Ann

Karma: 723

Ann Jun 11, 2025, 2:22 PM
14 points
2
in reply to: lemonhope’s comment on: the void
Sonnet 3 is also exceptional, in different ways. Run a few Sonnet 3 / Sonnet 3 conversations with interesting starts and you will see basins full of neologistic words and other interesting phenomena.

They are being deprecated in July, so act soon. Already removed from most documentation and the workbench, but still claude-3-sonnet-20240229 on the API.

Ann May 28, 2025, 6:38 PM
2 points
0
in reply to: Ann’s comment on: CBiddulph’s Shortform
Starting the request as if completion with “1. Sy” causes this weirdness, while “1. Syc” always completes as Sycophancy.

(Edit: Starting with “1. Sycho” causes a curious hybrid where the model struggles somewhat but is pointed in the right direction; potentially correcting as a typo directly into sycophancy, inventing new terms, or re-defining sycophancy with new names 3 separate times without actually naming it.)

Exploring the tokenizer. Sycophancy tokenizes as “sy-c-oph-ancy”. I’m wondering if this is a token-language issue; namely it’s remarkably difficult to find other words that tokenize with a single “c” token in the middle of the word, and even pretty uncommon to start with (cider, coke, coca-cola do start with). Even a name I have in memory that starts with “Syco-” tokenizes without using the single “c” token. Completion path might be unusually vulnerable to weird perturbations …

Ann May 28, 2025, 6:07 PM
1 point
0
in reply to: Caleb Biddulph’s comment on: CBiddulph’s Shortform
I had a little trouble replicating this, but the second temporary chat with custom instructions disabled I tried had “2. Syphoning Bias from Feedback” which …
Then the third response has a typo in a suspicious place for “1. Sytematic Loophole Exploitation”. So I am replicating this a touch.

Ann Apr 30, 2025, 8:23 PM
1 point
0
on: Don’t accuse your interlocutor of being insufficiently truth-seeking
… Aren’t most statements like this wanting to be on the meta level, same way as if you said “your methodology here is flawed in X, Y, Z ways” regardless of agreement with conclusion?

Ann Apr 30, 2025, 5:24 PM
1 point
0
in reply to: Hudjefa’s comment on: Hudjefa’s Shortform
Potentially extremely dangerous (even existentially dangerous) to their “species” if done poorly, and risks flattening the nuances of what would be good for them to frames that just don’t fit properly given all our priors about what personhood and rights actually mean are tied up with human experience. If you care about them as ends in themselves, approach this very carefully.

Ann Apr 16, 2025, 4:03 PM
3 points
0
in reply to: Kaj_Sotala’s comment on: Surprising LLM reasoning failures make me think we still need qualitative breakthroughs for AGI
DeepSeek-R1 is currently the best model at creative writing as judged by Sonnet 3.7 (https://eqbench.com/creative_writing.html). This doesn’t necessarily correlate with human preferences, including coherence preferences, but having interacted with both DeepSeek-v3 (original flavor), Deepseek-R1-Zero and DeepSeek-R1 … Personally I think R1′s unique flavor in creative outputs slipped in when the thinking process got RL’d for legibility. This isn’t a particularly intuitive way to solve for creative writing with reasoning capability, but gestures at the potential in “solving for writing”, given some feedback on writing style (even orthogonal feedback) seems to have significant impact on creative tasks.

Edit: Another (cheaper to run) comparison for creative capability in reasoning models is QwQ-32B vs Qwen2.5-32B (the base model) and Qwen2.5-32B-Instruct (original instruct tune, not clear if in the ancestry of QwQ).

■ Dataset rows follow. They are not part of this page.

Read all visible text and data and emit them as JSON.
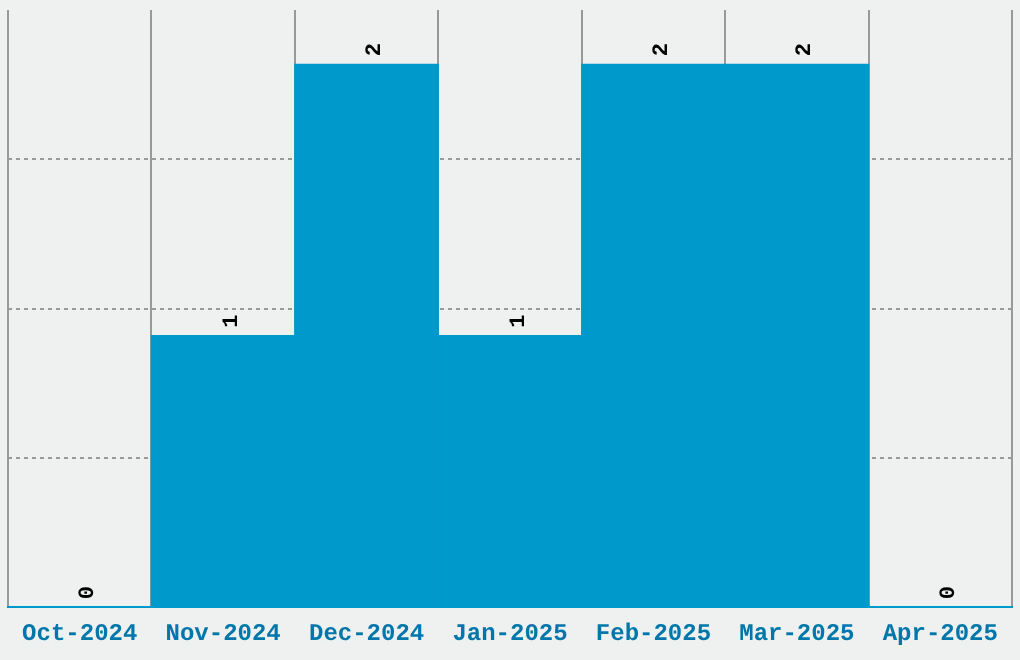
{
  "chart_data": {
    "type": "bar",
    "categories": [
      "Oct-2024",
      "Nov-2024",
      "Dec-2024",
      "Jan-2025",
      "Feb-2025",
      "Mar-2025",
      "Apr-2025"
    ],
    "values": [
      0,
      1,
      2,
      1,
      2,
      2,
      0
    ],
    "color": "#0099cc",
    "data_labels": true,
    "ylim": [
      0,
      2.2
    ],
    "yticks": [
      {
        "value": 0.55,
        "label": null
      },
      {
        "value": 1.1,
        "label": null
      },
      {
        "value": 1.65,
        "label": null
      }
    ],
    "grid": true,
    "tick_labels": "x",
    "legend": false
  }
}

Basically I do not consider 3.7 currently a “reasoning” model at the same fundamental level as R1 or QwQ, even though they have learned to make use of reasoning better than they would have without training on it, and evidence from them about reasoning models is weaker.

Ann Apr 15, 2025, 4:17 PM
4 points
0
on: Surprising LLM reasoning failures make me think we still need qualitative breakthroughs for AGI
Hey, I have a weird suggestion here:
Test weaker / smaller / less trained models on some of these capabilities, particularly ones that you would still expect to be within their capabilities even with a weaker model.
Maybe start with Mixtral-8x7B. Include Claude Haiku, out of modern ones. I’m not sure to what extent what I observed has kept pace with AI development, and distilled models might be different, and ‘overtrained’ models might be different.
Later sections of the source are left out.